Police say a multi-year investigation targeting offenders who allegedly sought to buy sex from children in York Region, north of Toronto, has led to the arrests of more than 100 men.

At a news conference on Friday, York Regional Police announced the results of their years-long undercover operation, “Project Raphael,” aimed at finding and arresting those who solicit sex from underage children.

Police said 104 men have been arrested over a period of several years, as investigators posed online as children between the ages of 13 and 16, purporting to be sex workers.

Of the 40 cases now resolved by the courts, 35 of them, or 87 per cent, ended with guilty pleas or convictions.

Sixty-four cases are still before the courts.

Briefing reporters on Friday, Det. Sgt. Thai Truong said there were “no actual child victims in this project."

Truong added, "All of the men that were arrested, were arrested for attempting to purchase prostituted children."

Project Raphael, which was funded with a grant from the Ministry of Community Safety and Correctional Services, began in 2014.

To illustrate the scope of the project, police noted that in just three days of the investigation in 2017, officers arrested 19 men who believed that they were purchasing sex from either a 13-year-old or a 14-year-old.

The men charged in the investigation ranged in age from 18 to 71 years old. Most were from the Greater Toronto Area, but some travelled to York Region from other provinces, police said.

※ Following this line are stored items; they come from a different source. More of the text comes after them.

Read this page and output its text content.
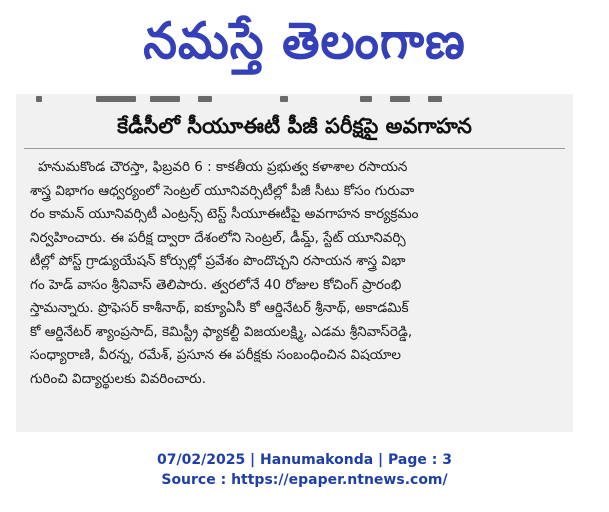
నమస్తే తెలంగాణ
కేడీసీలో సీయూఈటీ పీజీ పరీక్షపై అవగాహన
హనుమకొండ చౌరస్తా, ఫిబ్రవరి 6 : కాకతీయ ప్రభుత్వ కళాశాల రసాయన
శాస్త్ర విభాగం ఆధ్వర్యంలో సెంట్రల్ యూనివర్సిటీల్లో పీజీ సీటు కోసం గురువా
రం కామన్ యూనివర్సిటీ ఎంట్రన్స్ టెస్ట్ సీయూఈటీపై అవగాహన కార్యక్రమం
నిర్వహించారు. ఈ పరీక్ష ద్వారా దేశంలోని సెంట్రల్, డీమ్డ్, స్టేట్ యూనివర్సి
టీల్లో పోస్ట్ గ్రాడ్యుయేషన్ కోర్సుల్లో ప్రవేశం పొందొచ్చని రసాయన శాస్త్ర విభా
గం హెడ్ వాసం శ్రీనివాస్ తెలిపారు. త్వరలోనే 40 రోజుల కోచింగ్ ప్రారంభి
స్తామన్నారు. ప్రొఫెసర్ కాశీనాథ్, ఐక్యూఏసీ కో ఆర్డినేటర్ శ్రీనాథ్, అకాడమిక్
కో ఆర్డినేటర్ శ్యాంప్రసాద్, కెమిస్ట్రీ ఫ్యాకల్టీ విజయలక్ష్మి, ఎడమ శ్రీనివాస్‌రెడ్డి,
సంధ్యారాణి, వీరన్న, రమేశ్, ప్రసూన ఈ పరీక్షకు సంబంధించిన విషయాల
గురించి విద్యార్థులకు వివరించారు.
07/02/2025 | Hanumakonda | Page : 3
Source : https://epaper.ntnews.com/
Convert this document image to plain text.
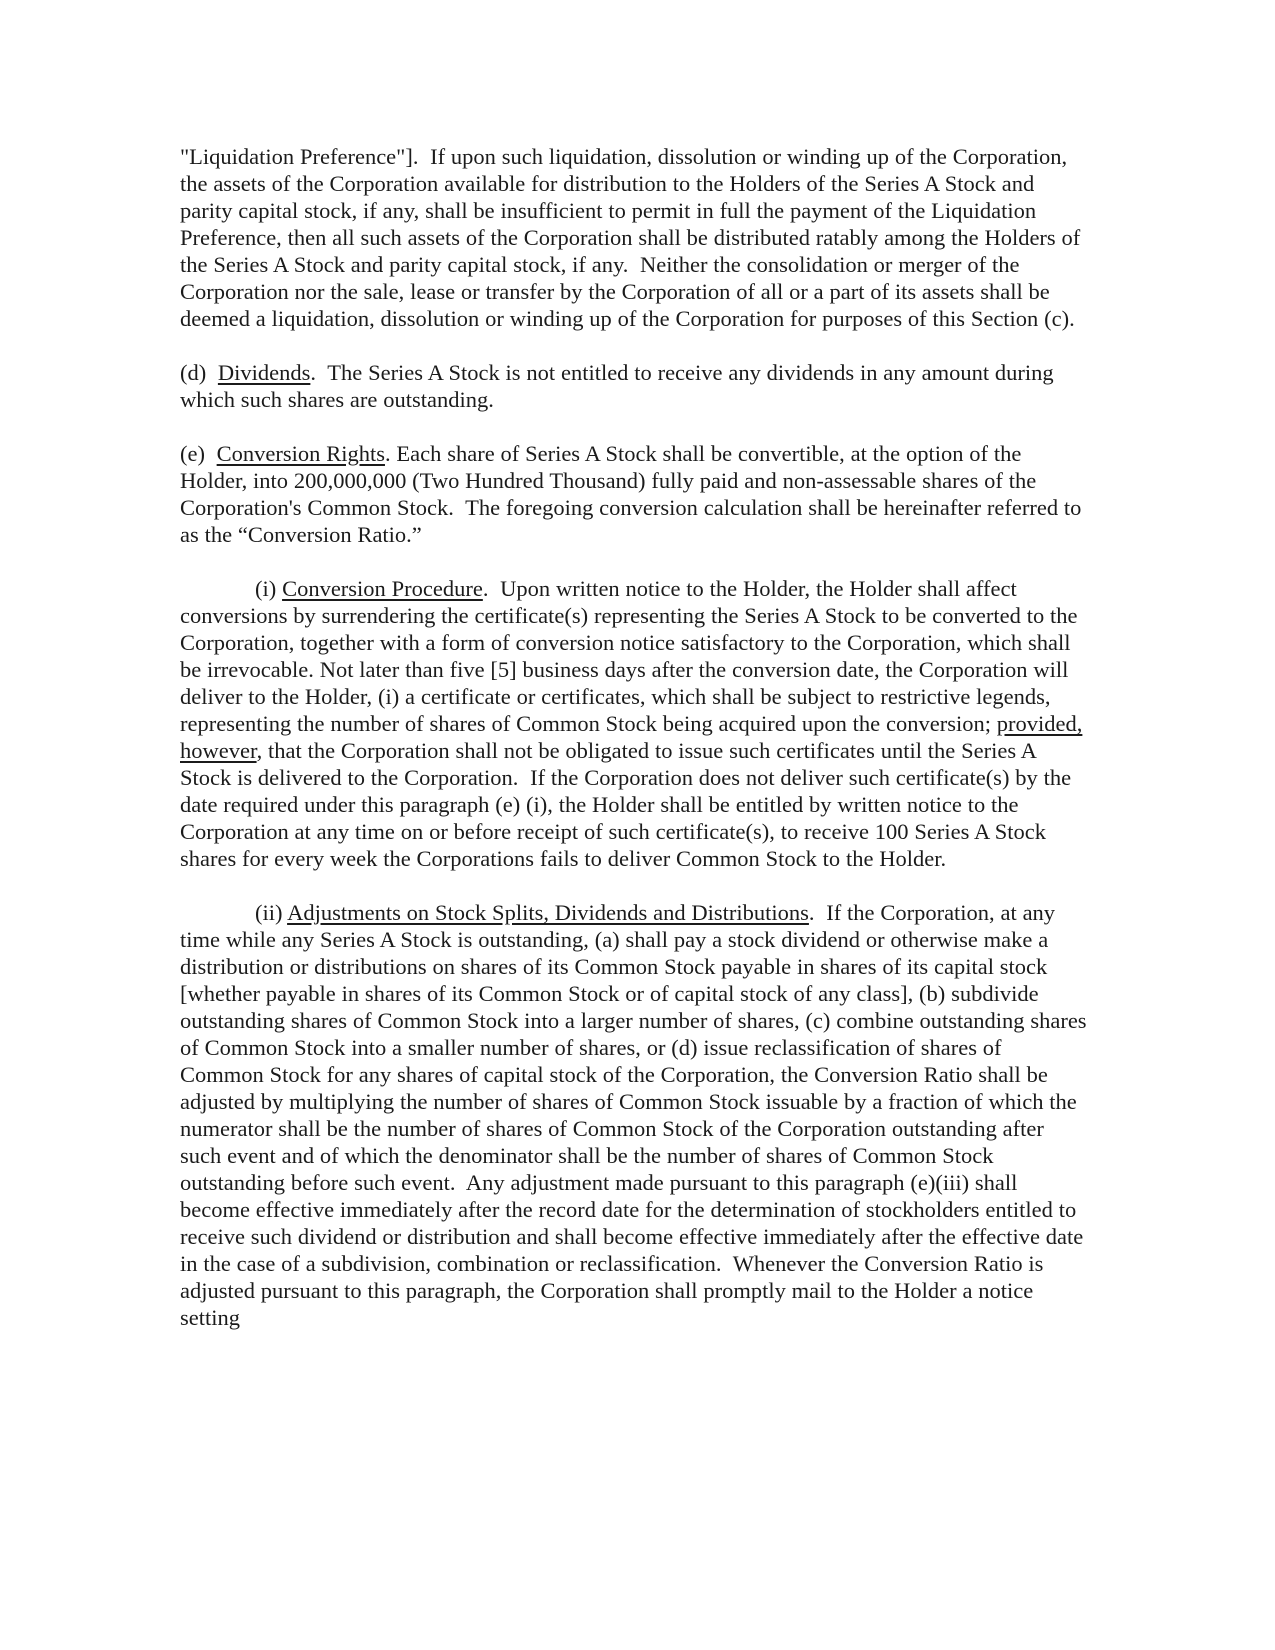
"Liquidation Preference"].  If upon such liquidation, dissolution or winding up of the Corporation, the assets of the Corporation available for distribution to the Holders of the Series A Stock and parity capital stock, if any, shall be insufficient to permit in full the payment of the Liquidation Preference, then all such assets of the Corporation shall be distributed ratably among the Holders of the Series A Stock and parity capital stock, if any.  Neither the consolidation or merger of the Corporation nor the sale, lease or transfer by the Corporation of all or a part of its assets shall be deemed a liquidation, dissolution or winding up of the Corporation for purposes of this Section (c).

(d)  Dividends.  The Series A Stock is not entitled to receive any dividends in any amount during which such shares are outstanding.

(e)  Conversion Rights. Each share of Series A Stock shall be convertible, at the option of the Holder, into 200,000,000 (Two Hundred Thousand) fully paid and non-assessable shares of the Corporation's Common Stock.  The foregoing conversion calculation shall be hereinafter referred to as the “Conversion Ratio.”

(i) Conversion Procedure.  Upon written notice to the Holder, the Holder shall affect conversions by surrendering the certificate(s) representing the Series A Stock to be converted to the Corporation, together with a form of conversion notice satisfactory to the Corporation, which shall be irrevocable. Not later than five [5] business days after the conversion date, the Corporation will deliver to the Holder, (i) a certificate or certificates, which shall be subject to restrictive legends, representing the number of shares of Common Stock being acquired upon the conversion; provided, however, that the Corporation shall not be obligated to issue such certificates until the Series A Stock is delivered to the Corporation.  If the Corporation does not deliver such certificate(s) by the date required under this paragraph (e) (i), the Holder shall be entitled by written notice to the Corporation at any time on or before receipt of such certificate(s), to receive 100 Series A Stock shares for every week the Corporations fails to deliver Common Stock to the Holder.

(ii) Adjustments on Stock Splits, Dividends and Distributions.  If the Corporation, at any time while any Series A Stock is outstanding, (a) shall pay a stock dividend or otherwise make a distribution or distributions on shares of its Common Stock payable in shares of its capital stock [whether payable in shares of its Common Stock or of capital stock of any class], (b) subdivide outstanding shares of Common Stock into a larger number of shares, (c) combine outstanding shares of Common Stock into a smaller number of shares, or (d) issue reclassification of shares of Common Stock for any shares of capital stock of the Corporation, the Conversion Ratio shall be adjusted by multiplying the number of shares of Common Stock issuable by a fraction of which the numerator shall be the number of shares of Common Stock of the Corporation outstanding after such event and of which the denominator shall be the number of shares of Common Stock outstanding before such event.  Any adjustment made pursuant to this paragraph (e)(iii) shall become effective immediately after the record date for the determination of stockholders entitled to receive such dividend or distribution and shall become effective immediately after the effective date in the case of a subdivision, combination or reclassification.  Whenever the Conversion Ratio is adjusted pursuant to this paragraph, the Corporation shall promptly mail to the Holder a notice setting
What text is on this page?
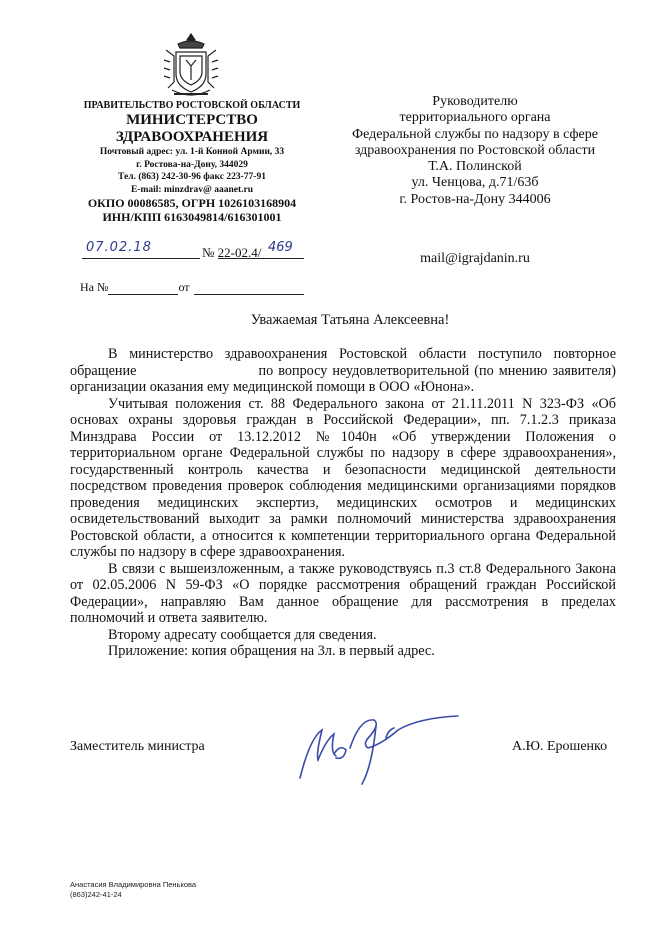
ПРАВИТЕЛЬСТВО РОСТОВСКОЙ ОБЛАСТИ
МИНИСТЕРСТВО
ЗДРАВООХРАНЕНИЯ
Почтовый адрес: ул. 1-й Конной Армии, 33
г. Ростова-на-Дону, 344029
Тел. (863) 242-30-96 факс 223-77-91
E-mail: minzdrav@ aaanet.ru
ОКПО 00086585, ОГРН 1026103168904
ИНН/КПП 6163049814/616301001
07.02.18	№ 22-02.4/ 469
На №	от
Руководителю
территориального органа
Федеральной службы по надзору в сфере
здравоохранения по Ростовской области
Т.А. Полинской
ул. Ченцова, д.71/63б
г. Ростов-на-Дону 344006
mail@igrajdanin.ru
Уважаемая Татьяна Алексеевна!

В министерство здравоохранения Ростовской области поступило повторное обращение	по вопросу неудовлетворительной (по мнению заявителя) организации оказания ему медицинской помощи в ООО «Юнона».

Учитывая положения ст. 88 Федерального закона от 21.11.2011 N 323-ФЗ «Об основах охраны здоровья граждан в Российской Федерации», пп. 7.1.2.3 приказа Минздрава России от 13.12.2012 №1040н «Об утверждении Положения о территориальном органе Федеральной службы по надзору в сфере здравоохранения», государственный контроль качества и безопасности медицинской деятельности посредством проведения проверок соблюдения медицинскими организациями порядков проведения медицинских экспертиз, медицинских осмотров и медицинских освидетельствований выходит за рамки полномочий министерства здравоохранения Ростовской области, а относится к компетенции территориального органа Федеральной службы по надзору в сфере здравоохранения.

В связи с вышеизложенным, а также руководствуясь п.3 ст.8 Федерального Закона от 02.05.2006 N 59-ФЗ «О порядке рассмотрения обращений граждан Российской Федерации», направляю Вам данное обращение для рассмотрения в пределах полномочий и ответа заявителю.

Второму адресату сообщается для сведения.

Приложение: копия обращения на 3л. в первый адрес.

Заместитель министра	А.Ю. Ерошенко
Анастасия Владимировна Пенькова
(863)242-41-24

Investigators said nearly all the men were first-time offenders, and had stable jobs and families.

Truong told reporters that investigators did not pursue those men who stopped attempting to solicit sex after learning that the victims were children.

Truong also said that the undercover sting is one aspect of the force’s multi-pronged approach to rescuing victims of human trafficking, and charging those who buy and sell sex with children.

Police focused on men who allegedly tried to buy sex from underage individuals in a bid to curb demand, Truong said.

“The world of human trafficking is an ugly world,” he said. “We see a lot of lives destroyed.”